Se quedo esperando lo que sabía que vendría a continuación.

—Ah, no, ellos no —dijo Urglefloggah—. Están demasiado ocupados poniendo letreros.

—Me parece una actitud repulsiva —dijo Rincewind.

—¿Sabéis —dijo Urglefloggah— que no me dejaron entrar en las vacaciones del Club 18.000-30.000? Me dijeron que era demasiado mayor. Que les iba a estropear la diversión.

—¿Adónde va a ir a parar el submundo? —dijo Rincewind en tono comprensivo.

—Nunca vienen aquí abajo, ¿sabéis? —dijo el demonio, alicaído—. Nunca me avisan de nada. ¡Ah, sí, muy importante, vigilar la puta puerta, eso sí que es importante, pues no me lo parece!

—Mira —dijo Rincewind—. ¿Quieres que hable con ellos?

—Todo el tiempo aquí abajo, recibiendo a los que llegan…

—¿No querrías que habláramos con alguien? —dijo Rincewind.

El demonio se sorbió varias narices al mismo tiempo.

—¿No os importaría? —dijo.

—No, me encantaría —dijo Rincewind.

Urglefloggah se animó un poco, pero no demasiado, por si acaso.

—No puede hacer daño a nadie, ¿no? —dijo.

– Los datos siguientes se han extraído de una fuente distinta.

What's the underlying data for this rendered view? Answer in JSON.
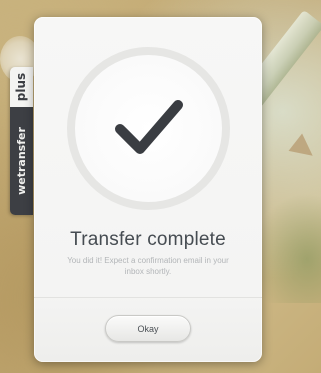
{
  "side_tab": {
    "plus_label": "plus",
    "brand_label": "wetransfer"
  },
  "dialog": {
    "icon": "checkmark-icon",
    "title": "Transfer complete",
    "message": "You did it! Expect a confirmation email in your inbox shortly.",
    "okay_label": "Okay"
  },
  "colors": {
    "check": "#3a3d42",
    "ring": "#e6e6e4",
    "card": "#f6f6f5",
    "tab_dark": "#3d3f44",
    "tab_light": "#f4f4f2"
  }
}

Rincewind hizo acopio de valor y le dio unas palmaditas a la cosa en el sitio que confió fervientemente que fuera la espalda.

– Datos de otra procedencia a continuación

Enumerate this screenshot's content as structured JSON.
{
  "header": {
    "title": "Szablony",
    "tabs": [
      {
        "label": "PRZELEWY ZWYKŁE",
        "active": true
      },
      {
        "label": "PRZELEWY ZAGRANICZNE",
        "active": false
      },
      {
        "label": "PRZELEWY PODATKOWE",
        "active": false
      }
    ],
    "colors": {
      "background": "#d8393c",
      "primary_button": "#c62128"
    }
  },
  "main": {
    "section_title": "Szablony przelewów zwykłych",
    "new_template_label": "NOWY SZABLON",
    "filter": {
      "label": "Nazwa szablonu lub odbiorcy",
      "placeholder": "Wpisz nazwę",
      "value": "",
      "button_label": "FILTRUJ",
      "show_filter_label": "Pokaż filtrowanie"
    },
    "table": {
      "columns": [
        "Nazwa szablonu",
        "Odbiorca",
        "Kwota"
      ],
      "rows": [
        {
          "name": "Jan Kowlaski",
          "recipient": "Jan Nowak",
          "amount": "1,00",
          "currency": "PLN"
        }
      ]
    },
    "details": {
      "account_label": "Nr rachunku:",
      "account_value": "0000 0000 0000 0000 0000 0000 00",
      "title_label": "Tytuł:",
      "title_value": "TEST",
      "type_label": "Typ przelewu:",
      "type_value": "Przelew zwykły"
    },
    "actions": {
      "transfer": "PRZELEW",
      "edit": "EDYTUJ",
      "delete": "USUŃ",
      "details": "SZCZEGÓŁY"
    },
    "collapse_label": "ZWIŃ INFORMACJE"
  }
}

—Tú no te preocupes —dijo.

—Muy amable.

Rincewind miró a Eric por encima de la mole temblorosa.

—Es hora de irnos —dijo—. No vayamos a llegar tarde a nuestra cita —le hizo señas frenéticas por encima de la cabeza del demonio.

Eric sonrió.

—Sí, claro, la cita —dijo.

Subieron por el amplio pasillo.

Eric soltó una risita histérica.

—Ahora es cuando corremos, ¿no? —dijo.

—Ahora es cuando caminamos —dijo Rincewind—. Solamente caminamos. Lo importante es fingir despreocupación. Y esperar al momento preciso para cada cosa.

Miró a Eric.

Eric lo miró a él.

Detrás de ellos, Urglefloggah hizo un ruido como de «acabo de entenderlo».

—¿Como ahora? —dijo Eric.

—Ahora está bien, sí.

Echaron a correr.

El infierno no era lo que Rincewind se esperaba, aunque había señales de lo que fue alguna vez: escoria de hornos en las paredes, una quemadura muy fea en el techo. Y hacía calor, esa clase de calor que se consigue hirviendo aire dentro de un horno durante años.

El infierno, tal como se ha sugerido, son los demás.

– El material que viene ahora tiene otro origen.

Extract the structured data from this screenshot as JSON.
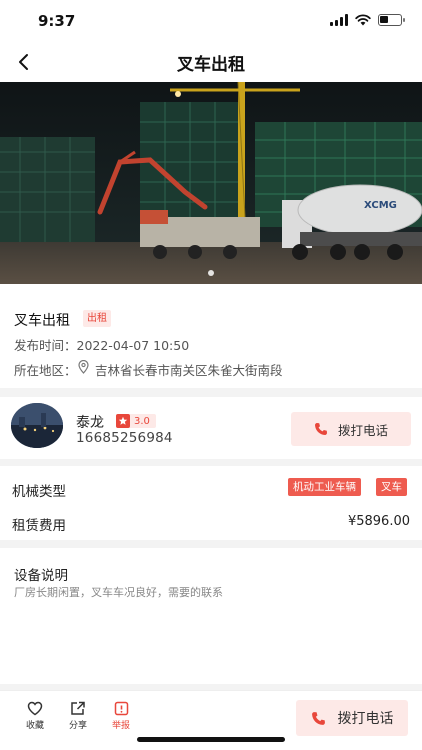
{
  "status_bar": {
    "time": "9:37"
  },
  "nav": {
    "title": "叉车出租"
  },
  "listing": {
    "title": "叉车出租",
    "tag": "出租",
    "published": "发布时间：2022-04-07 10:50",
    "region_label": "所在地区：",
    "region_value": "吉林省长春市南关区朱雀大街南段"
  },
  "contact": {
    "name": "泰龙",
    "rating": "3.0",
    "phone": "16685256984",
    "call_label": "拨打电话"
  },
  "specs": {
    "machine_type_label": "机械类型",
    "machine_type_tags": [
      "机动工业车辆",
      "叉车"
    ],
    "rent_label": "租赁费用",
    "rent_value": "¥5896.00"
  },
  "description": {
    "title": "设备说明",
    "text": "厂房长期闲置，叉车车况良好，需要的联系"
  },
  "bottom_bar": {
    "favorite_label": "收藏",
    "share_label": "分享",
    "report_label": "举报",
    "call_label": "拨打电话"
  },
  "hero_truck_brand": "XCMG",
  "colors": {
    "accent": "#e8473b",
    "accent_light": "#fde9e7"
  }
}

Esto siempre ha resultado sorprendente para muchos demonios en activo, que siempre habían creído que el infierno era clavarle cosas afiladas a la gente, empujarlos a lagos de sangre y esas cosas.

Esto es porque los demonios, como la mayoría de la gente, no consiguen distinguir entre cuerpo y alma.